Use the ex-hype to kill the new hype?
And the ex-hype would probably fail at that, too :-)
What does crypto add here that can't be accomplished with regular payments?
What do you use to block them?
Nginx, it's nothing special it's just my load balancer.
if ($http_user_agent ~* (list|of|case|insensitive|things|to|block)) {return 403;}
403 is generally a bad way to get crawlers to go away - https://developers.google.com/search/blog/2023/02/dont-404-m... suggests a 500, 503, or 429 HTTP status code.
2 replies →
From the article:
> If you try to rate-limit them, they’ll just switch to other IPs all the time. If you try to block them by User Agent string, they’ll just switch to a non-bot UA string (no, really).
It would be interesting if you had any data about this, since you seem like you would notice who behaves "better" and who tries every trick to get around blocks.
3 replies →
4.8M requests sounds huge, but if it's over 7 days and especially split amongst 30 websites, it's only a TPS of 0.26, not exactly very high or even abusive.
The fact that you choose to host 30 websites on the same instance is irrelevant, those AI bots scan websites, not servers.

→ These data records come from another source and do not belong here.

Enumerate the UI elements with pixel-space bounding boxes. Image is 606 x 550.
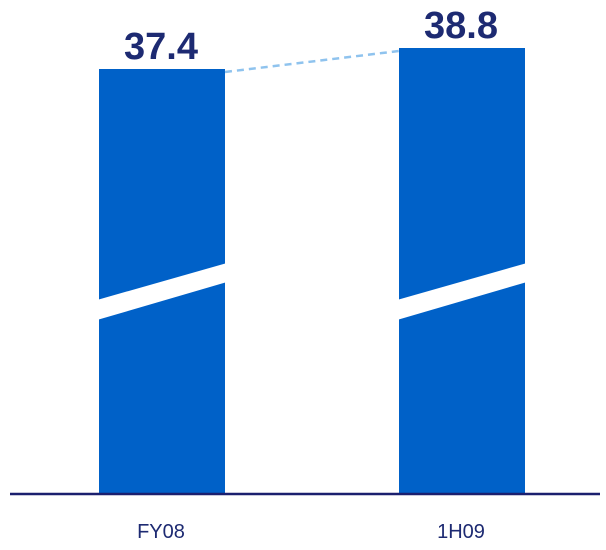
axis-break-layer [97, 263, 527, 320]
bars-layer [99, 48, 525, 493]
connector-line [224, 49, 400, 74]
category-label-1h09: 1H09 [437, 521, 485, 543]
category-label-fy08: FY08 [137, 521, 185, 543]
value-label-1h09: 38.8 [424, 5, 498, 47]
axis-break-1h09 [397, 263, 527, 320]
axis-break-fy08 [97, 263, 227, 320]
value-label-fy08: 37.4 [124, 26, 198, 68]
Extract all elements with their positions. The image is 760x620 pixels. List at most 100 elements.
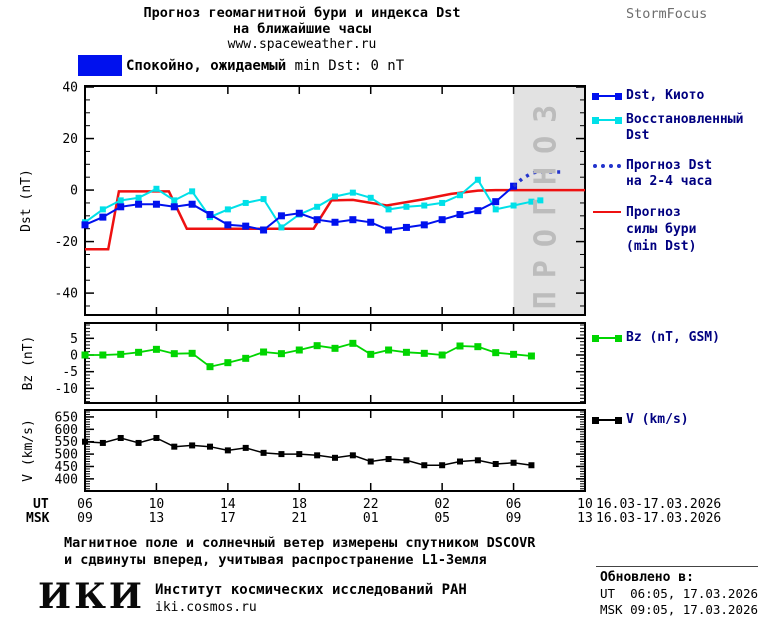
x-axis-ut-row: UT 16.03-17.03.2026 06 10 14 18 22 02 06 10 (0, 497, 760, 512)
msk-tick-1: 13 (148, 511, 165, 526)
v-swatch (592, 416, 622, 424)
storm-forecast-swatch (593, 211, 621, 213)
updated-label: Обновлено в: (600, 570, 694, 585)
bz-y-axis-title: Bz (nT) (21, 336, 36, 391)
v-series (82, 434, 535, 469)
msk-date-range: 16.03-17.03.2026 (596, 511, 722, 526)
dst-ytick-label: -20 (55, 235, 78, 250)
x-axis-msk-row: MSK 16.03-17.03.2026 09 13 17 21 01 05 09 13 (0, 511, 760, 526)
msk-tick-7: 13 (577, 511, 593, 526)
institute-website: iki.cosmos.ru (155, 600, 257, 615)
square-marker-icon (615, 416, 622, 424)
dst-y-axis-title: Dst (nT) (19, 169, 34, 232)
square-marker-icon (592, 334, 599, 342)
page-title-line2: на ближайшие часы (232, 21, 372, 37)
updated-divider (596, 566, 758, 567)
v-ytick-label: 650 (55, 410, 78, 425)
msk-row-label: MSK (26, 511, 50, 526)
legend-label: Восстановленный (626, 112, 744, 127)
msk-tick-0: 09 (77, 511, 93, 526)
storm-forecast-series (85, 188, 585, 251)
dst-forecast-swatch (593, 164, 621, 168)
ut-tick-5: 02 (434, 497, 450, 512)
msk-tick-6: 09 (505, 511, 522, 526)
bz-frame (84, 322, 586, 404)
storm-level-color-box (78, 55, 122, 76)
square-marker-icon (592, 416, 599, 424)
updated-ut: UT 06:05, 17.03.2026 (600, 586, 759, 601)
legend-label: на 2-4 часа (626, 174, 713, 189)
site-link: www.spaceweather.ru (227, 37, 377, 52)
restored-dst-swatch (592, 116, 622, 124)
ut-tick-3: 18 (291, 497, 308, 512)
square-marker-icon (615, 116, 622, 124)
legend-label: Dst, Киото (626, 88, 705, 103)
bz-series (81, 339, 535, 371)
legend-item-restored-dst: Восстановленный Dst (592, 112, 744, 144)
v-ytick-label: 400 (55, 472, 78, 487)
legend-item-bz: Bz (nT, GSM) (592, 330, 720, 346)
v-ytick-label: 500 (55, 448, 78, 463)
square-marker-icon (615, 92, 622, 100)
header: Прогноз геомагнитной бури и индекса Dst … (0, 5, 604, 53)
storm-status-text: Спокойно, ожидаемый min Dst: 0 nT (126, 58, 404, 74)
dst-ytick-label: 0 (70, 184, 78, 199)
dst-frame (84, 85, 586, 316)
msk-tick-4: 01 (362, 511, 379, 526)
v-y-axis-title: V (km/s) (21, 419, 36, 482)
institute-name: Институт космических исследований РАН (155, 582, 467, 598)
legend-label: V (km/s) (626, 412, 689, 427)
brand-label: StormFocus (626, 6, 708, 22)
bz-ytick-label: -10 (55, 382, 78, 397)
iki-logo: ИКИ (38, 576, 145, 617)
storm-status-ru: Спокойно, ожидаемый (126, 58, 287, 74)
ut-tick-1: 10 (148, 497, 165, 512)
ut-tick-6: 06 (505, 497, 522, 512)
bz-ytick-label: 5 (70, 332, 78, 347)
updated-msk: MSK 09:05, 17.03.2026 (600, 602, 759, 617)
v-ytick-label: 600 (55, 423, 78, 438)
charts-canvas: -40 -20 0 20 40 Dst (nT) ПРОГНОЗ -10 -5 0 5 Bz (nT)… (19, 81, 586, 492)
ut-tick-7: 10 (577, 497, 593, 512)
v-ytick-label: 550 (55, 435, 78, 450)
legend-label: (min Dst) (626, 239, 697, 254)
page-title-line1: Прогноз геомагнитной бури и индекса Dst (143, 5, 461, 21)
panel-dst: -40 -20 0 20 40 Dst (nT) ПРОГНОЗ (19, 81, 586, 316)
bz-ytick-label: -5 (62, 365, 78, 380)
dst-ytick-label: 20 (62, 132, 78, 147)
panel-bz: -10 -50 5 Bz (nT) (21, 322, 586, 404)
footnote-line1: Магнитное поле и солнечный ветер измерен… (64, 535, 536, 551)
legend-item-dst-forecast: Прогноз Dst на 2-4 часа (593, 158, 712, 190)
legend-item-v: V (km/s) (592, 412, 689, 428)
square-marker-icon (592, 92, 599, 100)
legend-label: Прогноз (626, 205, 681, 220)
dst-kyoto-swatch (592, 92, 622, 100)
legend-item-storm-forecast: Прогноз силы бури (min Dst) (593, 204, 696, 255)
bz-swatch (592, 334, 622, 342)
msk-tick-5: 05 (434, 511, 450, 526)
square-marker-icon (615, 334, 622, 342)
forecast-region (513, 87, 584, 314)
legend-label: Bz (nT, GSM) (626, 330, 720, 345)
dst-ytick-label: -40 (55, 287, 78, 302)
legend-label: Прогноз Dst (626, 158, 713, 173)
msk-tick-2: 17 (220, 511, 236, 526)
ut-row-label: UT (33, 497, 49, 512)
square-marker-icon (592, 116, 599, 124)
legend-label: Dst (626, 128, 650, 143)
dst-kyoto-series (81, 182, 518, 234)
ut-tick-4: 22 (362, 497, 379, 512)
forecast-zone-label: ПРОГНОЗ (528, 92, 563, 309)
legend-label: силы бури (626, 222, 697, 237)
ut-date-range: 16.03-17.03.2026 (596, 497, 722, 512)
storm-status-en: min Dst: 0 nT (286, 58, 405, 74)
footnote-line2: и сдвинуты вперед, учитывая распростране… (64, 552, 487, 568)
legend-item-dst-kyoto: Dst, Киото (592, 88, 705, 104)
ut-tick-2: 14 (220, 497, 236, 512)
msk-tick-3: 21 (291, 511, 308, 526)
v-ytick-label: 450 (55, 460, 78, 475)
dst-ytick-label: 40 (62, 81, 78, 96)
ut-tick-0: 06 (77, 497, 93, 512)
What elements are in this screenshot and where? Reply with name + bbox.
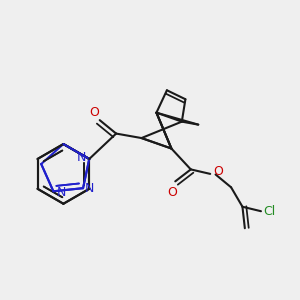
Text: Cl: Cl	[263, 205, 276, 218]
Text: O: O	[167, 186, 177, 199]
Text: N: N	[85, 182, 94, 195]
Text: O: O	[89, 106, 99, 118]
Text: N: N	[76, 151, 86, 164]
Text: N: N	[57, 186, 66, 199]
Text: O: O	[213, 165, 223, 178]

This has been a recurring pattern I've seen in people complaining about AI bots crawling their website: huge number of requests but actually a low TPS once you dive a bit deeper.
It's never that smooth.
In fact 2M requests arrived on December 23rd from Claude alone for a single site.
Average 25qps is definitely an issue, these are all long tail dynamic pages.
Curious what your robots.txt looked like, if you have a link?